Website-Icon Nürnberger Blatt

Hintergrund zur Droh-Mail-Affäre: Vier bedrohte Frauen und ein zurückgetretener Landespolizeipräsident

Hintergrund zur Droh-Mail-Affäre: Vier bedrohte Frauen und ein zurückgetretener Landespolizeipräsident

Polizei (über cozmo news)

Die Droh-Mail-Affäre innerhalb der hessischen Polizei zieht immer weitere Kreise. Die Zahl der Opfer der rechtsextremistischen Drohschreiben erhöhte sich inzwischen auf vier – allesamt Frauen. Landespolizeipräsident Udo Münch trat wegen nicht weitergegebener Informationen von seinem Amt zurück. Der hessische Innenminister Peter Beuth (CDU) versprach Reformen, doch die Kritik an seiner Person wird lauter. Die wichtigsten Fragen im Überblick:

Wer sind die Bedrohten?

Vier Frauen stehen im Mittelpunkt der Affäre. Die Rechtsanwältin Seda Basay-Yildiz aus Frankfurt am Main erhielt bereits 2018 erste rechtsextreme Drohschreiben. Vor rund zwei Wochen wurde bekannt, dass die hessische Linken-Fraktionschefin Janine Wissler immer wieder bedroht wurde. Am Dienstag wurde öffentlich, dass die Berliner Kabarettistin Idil Baydar ebenfalls betroffen ist. Das neueste bekannt gewordene Opfer ist die Linken-Bundestagsabgeordnete Helin Evrim Sommer. Die Schreiben an alle vier Frauen waren mit „NSU 2.0“ unterzeichnet. Alle Opfer haben gemeinsam, dass sie sich seit Jahren gegen Rechtsextremismus und für Integration stark machen. Beispielsweise hatte Basay-Yildiz im NSU-Prozess Opferfamilien vertreten.
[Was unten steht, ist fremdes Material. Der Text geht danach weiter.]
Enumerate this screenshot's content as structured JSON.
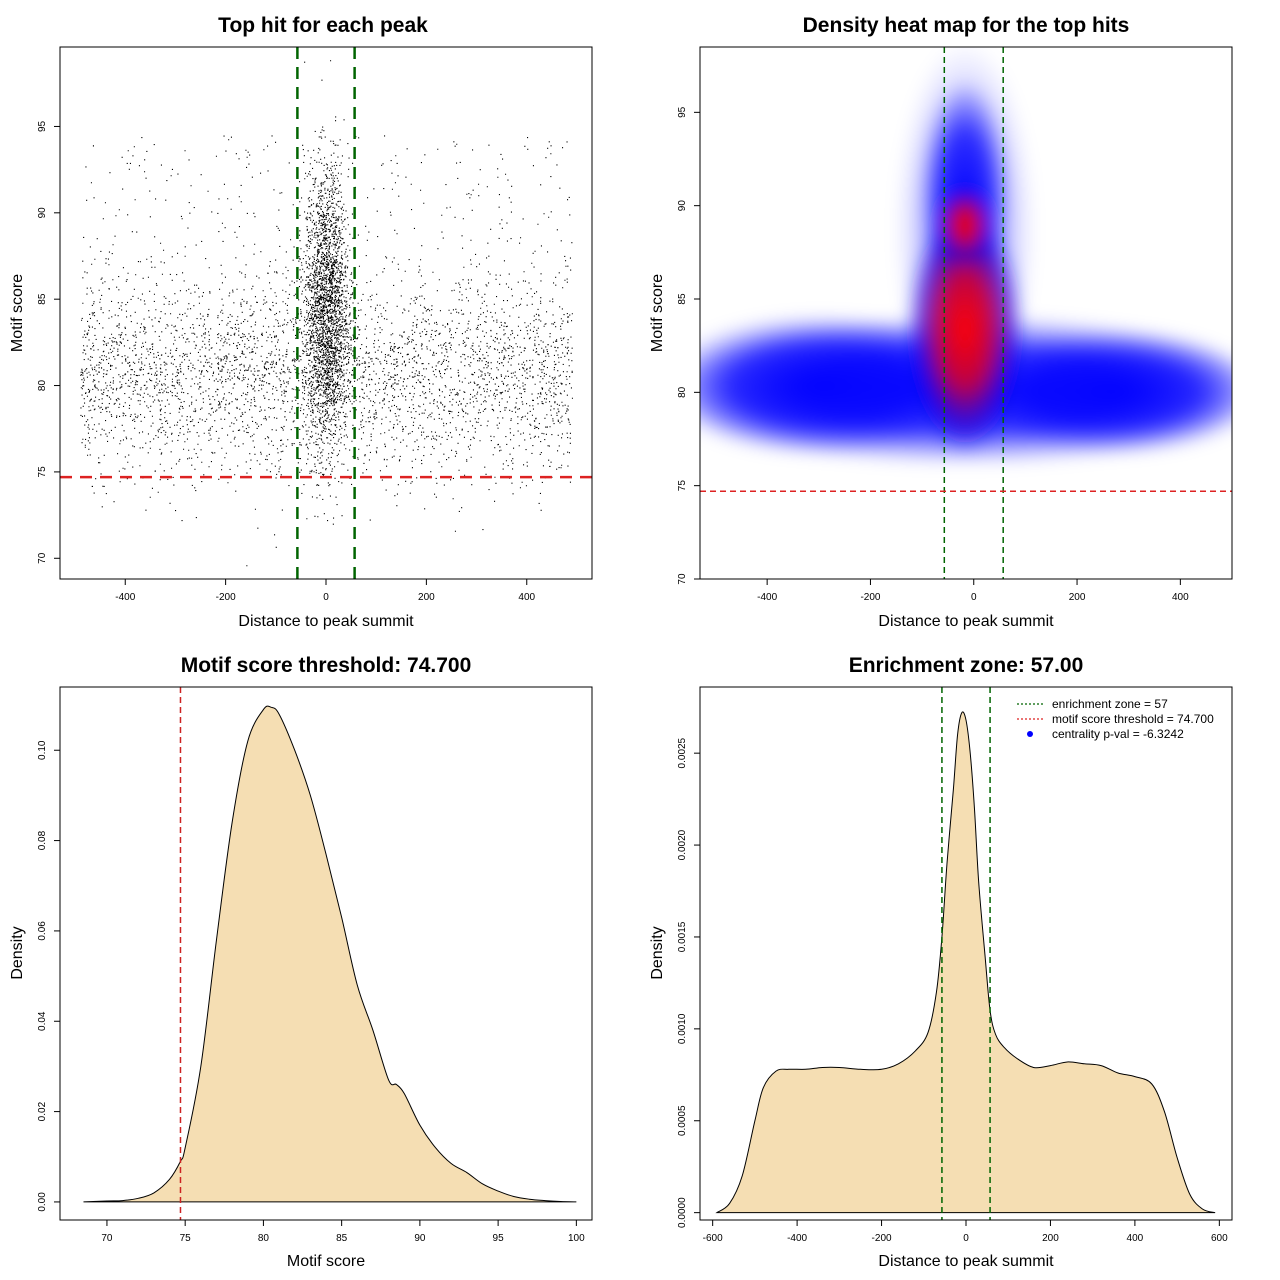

Was ist geschehen und wie ist der Stand der Ermittlungen?

Die Daten von Wissler und Baydar sollen seit März 2019 von Polizeicomputern in Frankfurt am Main und Wiesbaden abgefragt worden sein. Jeweils kurze Zeit nach den Abfragen erhielten die Frauen Drohschreiben. Nach Bekanntwerden der Drohungen gegen Basay-Yildiz wurde wegen des Verdachts eines rechtsextremen Netzwerks innerhalb der Polizei in Frankfurt am Main ermittelt. 

Innenminister Beuth erfuhr von den Droh-Mails gegen Wissler und in einem weiteren Fall nach eigenen Angaben erst vergangene Woche. Landespolizeipräsident Münch, der von Mitarbeitern bereits im März über die Abfragen informiert worden sei, habe die Informationen nicht weitergegeben.

Die Daten einer Betroffenen sollen im März 2019 von einem Wiesbadener Polizeirechner abgefragt worden sein. Bislang konnte nach Angaben Beuths nicht geklärt werden, welcher dienstliche Anlass Grund für die Abfrage war. Trotz der zeitlichen Zusammenhänge der  Datenabfragen mit den erfolgten Drohungen habe bisher kein kausaler Zusammenhang ermittelt werden können, so der Innenminister. Laut Staatsanwaltschaft Frankfurt wird seit August 2018 strafrechtlich zu dem Droh-Mail-Komplex ermittelt.

Was sind die bisherigen Konsequenzen?

Beuth ernannte vergangene Woche den Direktor der Kriminaldirektion im Polizeipräsidium Frankfurt am Main zum Sonderermittler. Hanspeter Mener soll dem Landespolizeipräsidenten über alle Ermittlungsstände unmittelbar berichten. Mener wird seine Erkenntnisse jedoch nicht an Münch weitergeben: Dieser trat am Dienstag als hessischer Landespolizeipräsident wegen der nicht weitergegebenen Informationen an Beuth zurück. 

Beuth kündigte am Dienstag eine Reform des polizeilichen Abfragesystems an. Alle Polizisten sollen neue Zugangsdaten erhalten. Wer sie weitergibt, werde „in jedem Fall mit Konsequenzen zu rechnen haben“. 

Wie reagieren Parteien in Hessen?

Politiker aller Landtagsfraktionen solidarisierten sich nach Bekanntwerden der Drohungen gegen Wissler mit der Linken-Fraktionschefin. Die Opposition im Wiesbadener Landtag kritisierte Beuth scharf. Politiker der Linken und der SPD warfen dem Innenminister am Mittwoch vor, „Teil des Problems“ zu sein. Münch sei nur ein „Bauernopfer“ gewesen, sagte der parlamentarische Geschäftsführer der hessischen SPD, Günter Rudolph. Beuth sei seit Langem überfordert, sagte der innenpolitische Sprecher der hessischen Linksfraktion, Hermann Schaus.